So trat der den Moersern noch heute bekannte Otto Bolte - ebenfalls gelernter Metzger - 1947 an das Ehepaar Prang heran. Der damalige Betriebsleiter der Brotfabrik Allermann hatte vor, den Gastronomiebetrieb wieder in Gang zu setzen. Am 7. Oktober 1947 wurden die Verträge für die Pacht unterschrieben. "Ich kann mich aus Kindheitstagen noch gut an Otto Bolte (sen) erinnern, ein [...] wohlgelaunter Mann mit großem Improvisationstalent [...], der den damaligen chaotischen Zuständen im gesamten Wirtschaftsleben durchaus gewachsen war", schreibt Wiltrud Wößner über den neuen Pächter. Prang bezahlte aus der Pacht wiederum den Wiederaufbau, reich wurde die Familie nach dem Krieg aber nicht mehr. "Es gibt keine Zweifel, dass meine Großeltern [...] im Alter bescheiden gelebt haben", schreibt Wößner.

Ausgeschenkt wurde in der Gastronomie weiterhin Diebels-Bier. 1967 lief der Pachtvertrag von Otto Bolte (sen) aus.
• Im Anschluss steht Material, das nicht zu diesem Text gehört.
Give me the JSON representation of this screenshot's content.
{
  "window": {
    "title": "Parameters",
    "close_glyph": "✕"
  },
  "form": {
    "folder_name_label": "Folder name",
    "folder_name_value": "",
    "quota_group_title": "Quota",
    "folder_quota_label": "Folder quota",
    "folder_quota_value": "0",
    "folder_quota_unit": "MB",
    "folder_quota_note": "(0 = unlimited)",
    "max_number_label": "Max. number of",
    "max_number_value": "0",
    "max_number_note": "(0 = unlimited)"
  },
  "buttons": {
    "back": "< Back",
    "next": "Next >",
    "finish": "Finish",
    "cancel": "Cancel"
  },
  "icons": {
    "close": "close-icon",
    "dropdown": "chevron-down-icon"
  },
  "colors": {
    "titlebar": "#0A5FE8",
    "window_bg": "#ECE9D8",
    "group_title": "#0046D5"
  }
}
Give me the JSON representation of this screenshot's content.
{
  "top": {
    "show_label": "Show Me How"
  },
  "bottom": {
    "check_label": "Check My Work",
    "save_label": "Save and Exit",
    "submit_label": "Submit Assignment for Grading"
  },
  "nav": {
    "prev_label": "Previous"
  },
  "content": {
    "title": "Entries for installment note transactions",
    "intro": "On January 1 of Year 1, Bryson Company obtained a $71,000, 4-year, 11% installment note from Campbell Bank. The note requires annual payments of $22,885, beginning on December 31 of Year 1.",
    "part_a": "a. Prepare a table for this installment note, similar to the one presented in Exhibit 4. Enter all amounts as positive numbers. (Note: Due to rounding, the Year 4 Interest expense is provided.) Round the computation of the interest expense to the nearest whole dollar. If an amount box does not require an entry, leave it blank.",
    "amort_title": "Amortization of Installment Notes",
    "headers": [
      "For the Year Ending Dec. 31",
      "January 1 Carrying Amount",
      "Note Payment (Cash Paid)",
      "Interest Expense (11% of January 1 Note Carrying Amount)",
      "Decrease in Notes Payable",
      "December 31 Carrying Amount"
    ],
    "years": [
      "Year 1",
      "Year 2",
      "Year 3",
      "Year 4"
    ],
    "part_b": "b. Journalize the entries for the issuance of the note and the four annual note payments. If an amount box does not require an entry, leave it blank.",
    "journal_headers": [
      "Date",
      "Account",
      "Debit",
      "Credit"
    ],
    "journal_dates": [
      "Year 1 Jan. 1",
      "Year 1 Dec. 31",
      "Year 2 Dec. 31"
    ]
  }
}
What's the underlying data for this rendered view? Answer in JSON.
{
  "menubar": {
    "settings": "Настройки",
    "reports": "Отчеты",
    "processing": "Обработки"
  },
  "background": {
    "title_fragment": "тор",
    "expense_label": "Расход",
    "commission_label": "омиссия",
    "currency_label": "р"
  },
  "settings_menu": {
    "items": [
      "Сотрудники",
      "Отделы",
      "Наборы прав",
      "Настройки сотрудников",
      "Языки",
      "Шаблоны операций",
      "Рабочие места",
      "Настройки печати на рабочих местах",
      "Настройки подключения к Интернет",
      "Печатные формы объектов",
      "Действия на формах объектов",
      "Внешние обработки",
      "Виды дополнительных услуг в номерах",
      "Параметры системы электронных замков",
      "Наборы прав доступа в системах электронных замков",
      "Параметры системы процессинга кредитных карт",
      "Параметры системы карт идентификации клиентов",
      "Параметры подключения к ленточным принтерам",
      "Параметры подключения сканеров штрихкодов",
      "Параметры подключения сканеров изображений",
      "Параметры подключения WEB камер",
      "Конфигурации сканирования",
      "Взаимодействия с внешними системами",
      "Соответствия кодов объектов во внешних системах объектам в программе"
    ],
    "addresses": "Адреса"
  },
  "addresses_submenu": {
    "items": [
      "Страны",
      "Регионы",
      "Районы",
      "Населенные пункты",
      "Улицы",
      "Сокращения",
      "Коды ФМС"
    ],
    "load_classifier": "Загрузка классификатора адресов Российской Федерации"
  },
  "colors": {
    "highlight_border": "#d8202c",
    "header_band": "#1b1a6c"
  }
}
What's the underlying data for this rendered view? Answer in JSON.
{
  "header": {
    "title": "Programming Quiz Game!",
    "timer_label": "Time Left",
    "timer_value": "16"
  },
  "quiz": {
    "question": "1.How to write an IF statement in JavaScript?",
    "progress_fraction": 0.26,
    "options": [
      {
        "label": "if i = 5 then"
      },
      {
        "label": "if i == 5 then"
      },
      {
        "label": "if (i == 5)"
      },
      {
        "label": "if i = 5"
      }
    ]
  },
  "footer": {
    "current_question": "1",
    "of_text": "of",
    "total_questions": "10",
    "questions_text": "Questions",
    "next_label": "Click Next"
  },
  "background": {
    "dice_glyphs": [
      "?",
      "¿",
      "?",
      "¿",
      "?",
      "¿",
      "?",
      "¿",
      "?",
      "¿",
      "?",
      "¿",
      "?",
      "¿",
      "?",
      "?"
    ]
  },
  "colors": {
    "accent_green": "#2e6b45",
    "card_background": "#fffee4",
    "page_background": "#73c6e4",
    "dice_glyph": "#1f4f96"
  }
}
Marie Prang, nach dem Tod von Gustav (1964) Bevollmächtigte, schloss im Anschluss direkt mit der Familie Diebels einen Pachtvertrag ab. Die Issumer übernahmen zeitgleich auch die Aufsicht für das Gebäude, weil weder Marie (lebte in einem Issumer Altenheim) noch die Tochter (wohnend in Schweinfurt), sich um das Haus hätten kümmern können. 1984 traten dann drei Enkel, darunter Wiltrud Wößner, in den Pachtvertrag ein. Auch sie verlängerten aufgrund der langjährigen Tradition mit Diebels den 1988 auslaufenden Pachtvertrag um weitere zehn Jahre. Unterpächter Otto Bolte (jun) musste jedoch schon 1996 aus gesundheitlichen Problemen aus dem Beruf ausscheiden. Nach vielen Rechnungen, Telefonaten mit Banken stand für die Nachfahren von Gustav Prang fest: "Wir mussten das Erbe verkaufen."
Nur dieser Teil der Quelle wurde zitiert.